Auch soweit der Beschwerdeführer sich gegen die Ablehnung seines Antrags auf Erlaß von Grunderwerbsteuer aus Billigkeitsgründen durch FA und OFD wendet, hätte das FG dem FA nur dann durch einstweilige Anordnung untersagen dürfen, vor Beendigung des Hauptverfahrens die Steuer einzuziehen, wenn der Beschwerdeführer nicht nur einen Anordnungsanspruch, sondern auch einen Anordnungsgrund geltend und glaubhaft gemacht hätte (§ 114 Abs. 1 Satz 2, Abs. 3 FGO, § 920 Abs. 2, § 294 ZPO; BFH-Beschluß vom 22. September 1971 I B 26/71, BFHE 103, 390, 393, BStBl II 1972, 83).

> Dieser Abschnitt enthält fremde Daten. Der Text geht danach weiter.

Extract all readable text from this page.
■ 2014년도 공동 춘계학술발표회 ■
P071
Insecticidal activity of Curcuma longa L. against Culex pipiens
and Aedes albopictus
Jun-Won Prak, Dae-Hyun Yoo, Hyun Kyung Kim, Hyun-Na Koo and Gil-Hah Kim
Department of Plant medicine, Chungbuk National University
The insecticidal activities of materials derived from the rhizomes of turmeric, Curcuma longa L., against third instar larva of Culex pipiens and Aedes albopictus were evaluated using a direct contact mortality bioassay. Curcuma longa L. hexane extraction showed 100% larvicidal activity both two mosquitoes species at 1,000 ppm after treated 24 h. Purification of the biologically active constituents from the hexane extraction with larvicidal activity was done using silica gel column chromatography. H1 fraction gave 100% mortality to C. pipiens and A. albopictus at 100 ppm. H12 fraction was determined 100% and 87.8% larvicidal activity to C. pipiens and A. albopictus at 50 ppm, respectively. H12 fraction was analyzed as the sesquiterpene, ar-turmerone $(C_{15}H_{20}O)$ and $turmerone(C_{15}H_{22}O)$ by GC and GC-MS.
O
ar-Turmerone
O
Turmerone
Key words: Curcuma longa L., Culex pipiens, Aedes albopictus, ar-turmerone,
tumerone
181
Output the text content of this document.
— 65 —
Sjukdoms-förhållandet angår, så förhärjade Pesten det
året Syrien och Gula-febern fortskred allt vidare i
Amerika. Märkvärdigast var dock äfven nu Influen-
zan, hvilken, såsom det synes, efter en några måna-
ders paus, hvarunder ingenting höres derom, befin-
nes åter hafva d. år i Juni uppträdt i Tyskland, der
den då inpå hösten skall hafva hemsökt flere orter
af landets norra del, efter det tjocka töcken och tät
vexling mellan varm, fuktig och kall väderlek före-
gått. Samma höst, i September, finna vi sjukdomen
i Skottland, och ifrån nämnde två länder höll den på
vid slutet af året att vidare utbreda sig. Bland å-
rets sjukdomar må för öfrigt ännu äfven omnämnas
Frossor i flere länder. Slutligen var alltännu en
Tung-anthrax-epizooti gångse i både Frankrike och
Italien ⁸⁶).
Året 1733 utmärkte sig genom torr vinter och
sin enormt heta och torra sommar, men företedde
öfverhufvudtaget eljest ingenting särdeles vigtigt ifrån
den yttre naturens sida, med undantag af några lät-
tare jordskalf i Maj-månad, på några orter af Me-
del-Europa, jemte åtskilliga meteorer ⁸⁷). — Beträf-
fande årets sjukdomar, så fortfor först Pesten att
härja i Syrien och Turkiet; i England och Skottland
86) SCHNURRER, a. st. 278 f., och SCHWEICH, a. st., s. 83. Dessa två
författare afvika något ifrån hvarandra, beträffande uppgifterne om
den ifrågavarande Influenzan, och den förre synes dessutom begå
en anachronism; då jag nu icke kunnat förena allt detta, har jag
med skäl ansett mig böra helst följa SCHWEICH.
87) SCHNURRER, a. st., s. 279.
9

Somit verletzte das FG das Recht des Beschwerdeführers auf Gehör nicht dadurch, daß es auf die Einwendungen des Beschwerdeführers (die allein den jeweiligen Anordnungsanspruch betrafen) nicht näher einging. Denn Art. 103 Abs. 1 GG gewährt keinen Schutz dagegen, daß das Gericht das Vorbringen der Beteiligten aus Gründen des formellen oder materiellen Rechts ganz oder teiweise unberücksichtigt läßt (BVerfG Beschl. vom 14. April 1988 1 BvR 1580/87, StRK, VGFGEntlG Rechtsspruch 42).

Auch soweit die Einwendungen des Beschwerdeführers dahin zu verstehen sind, das FG habe zu Unrecht eine einstweilige Anordnung gemäß § 114 Abs. 1 Satz 1 FGO nicht getroffen, obwohl die Vollstreckung gegen ihn unbillig und deshalb gemäß § 258 AO 1977 einstweilen einzustellen gewesen sei, fehlt es an der Voraussetzung, daß der Beschwerdeführer den Anordnungsgrund (die bestehende Gefahr, ,,daß durch eine Veränderung des bestehenden Zustandes die Verwirklichung eines Rechts des Antragstellers vereitelt oder wesentlich erschwert werden könnte") schlüssig dargelegt und glaubhaft gemacht hat (§ 114 Abs. 1 Satz 1, Abs. 3 FGO, § 920 Abs. 2 ZPO; BFH-Beschluß vom 14. Juni 1988 VII B 15/88, StRK, Abgabenordnung, § 257, Rechtsspruch 5, m. w. N.).